Nasıl mı? Aslında Ateş İlyas Başsoy’un yazısında yer alan maddeleri alt alta yazmak bile ne demek istediğimizi anlatmaya yeter.
1 – Hesap soracağız deme.
2 – Beşli çeteyi yargılayacağız deme.
3 – Kendine “Bay Kemal” deme.
4 – Dış siyasette muhalefet gibi değil, iktidar gibi konuş.
5 – Kürt demekten korkma.
6 – Suriyelileri yollarsan, siyasetsiz seçmen kimi sömürecek?
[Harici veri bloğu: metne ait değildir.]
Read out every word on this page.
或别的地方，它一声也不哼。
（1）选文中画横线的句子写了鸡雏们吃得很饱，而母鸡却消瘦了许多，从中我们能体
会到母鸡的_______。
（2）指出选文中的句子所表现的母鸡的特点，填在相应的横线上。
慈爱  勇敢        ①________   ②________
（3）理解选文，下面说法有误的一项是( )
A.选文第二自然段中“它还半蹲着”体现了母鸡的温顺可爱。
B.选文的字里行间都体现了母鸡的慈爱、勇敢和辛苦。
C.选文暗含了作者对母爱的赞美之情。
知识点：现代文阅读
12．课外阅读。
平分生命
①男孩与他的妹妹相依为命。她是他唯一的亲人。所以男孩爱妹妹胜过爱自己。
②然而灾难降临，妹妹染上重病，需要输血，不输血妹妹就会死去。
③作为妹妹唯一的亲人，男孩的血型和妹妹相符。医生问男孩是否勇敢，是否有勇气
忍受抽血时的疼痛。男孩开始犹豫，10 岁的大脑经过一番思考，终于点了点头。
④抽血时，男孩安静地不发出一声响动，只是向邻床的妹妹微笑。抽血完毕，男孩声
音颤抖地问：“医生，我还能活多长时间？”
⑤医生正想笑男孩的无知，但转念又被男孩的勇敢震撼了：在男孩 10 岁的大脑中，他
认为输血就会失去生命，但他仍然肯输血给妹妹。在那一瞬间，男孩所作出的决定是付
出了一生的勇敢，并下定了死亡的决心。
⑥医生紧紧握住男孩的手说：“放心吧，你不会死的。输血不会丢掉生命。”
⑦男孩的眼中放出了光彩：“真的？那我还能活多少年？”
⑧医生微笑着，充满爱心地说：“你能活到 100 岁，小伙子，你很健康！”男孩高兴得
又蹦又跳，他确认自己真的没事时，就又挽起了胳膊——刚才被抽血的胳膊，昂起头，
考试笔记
Yukarıda belirttiğim gibi bunlar, Ateş İlyas Başsoy’un, her ne kadar yazının başlığında “muhalefet” geçiyorsa da bu maddelerden muhatabın CHP olduğu anlaşılıyor, seçimi kazanmak için sunduğu stratejinin ana hatlarını oluşturuyor.
Yazının bu kısmında Ateş İlyas Başsoy kim, ondan bahsedelim. Ateş İlyas Başsoy, BirGün yazarlığı dışında asıl iletişimci olarak biliniyor. Hatta reklamcı ve CHP’nin seçim kampanyalarını yürütmüş. Şimdi içinizden “CHP’nin neden seçim kazanamadığı anlaşıldı” dediğinizi duyar gibiyim.
***
Neyse, biz yine Başsoy’un önerilerine dönelim ve madde madde ayrıntılarıyla inceleyelim. İlk maddemiz “hesap soracağım deme”! Neden derseniz, Ateş İlyas Başsoy’a göre hesap soramazmış. Belki %70 oy alırsa olurmuş ama kılpayı kazanılan bir seçimde bu mümkün olmazmış. Ateş İlyas Başsoy anlaşılan muhalefetin seçimi kazanacağına inanmıyor. Kazansa bile en fazla bir iki puanla kazanır gibi bir “iyimserlik” içinde. Ben CHP’nin yerinde olsam seçim kampanyalarımı daha olumlu düşünen birine teslim ederim.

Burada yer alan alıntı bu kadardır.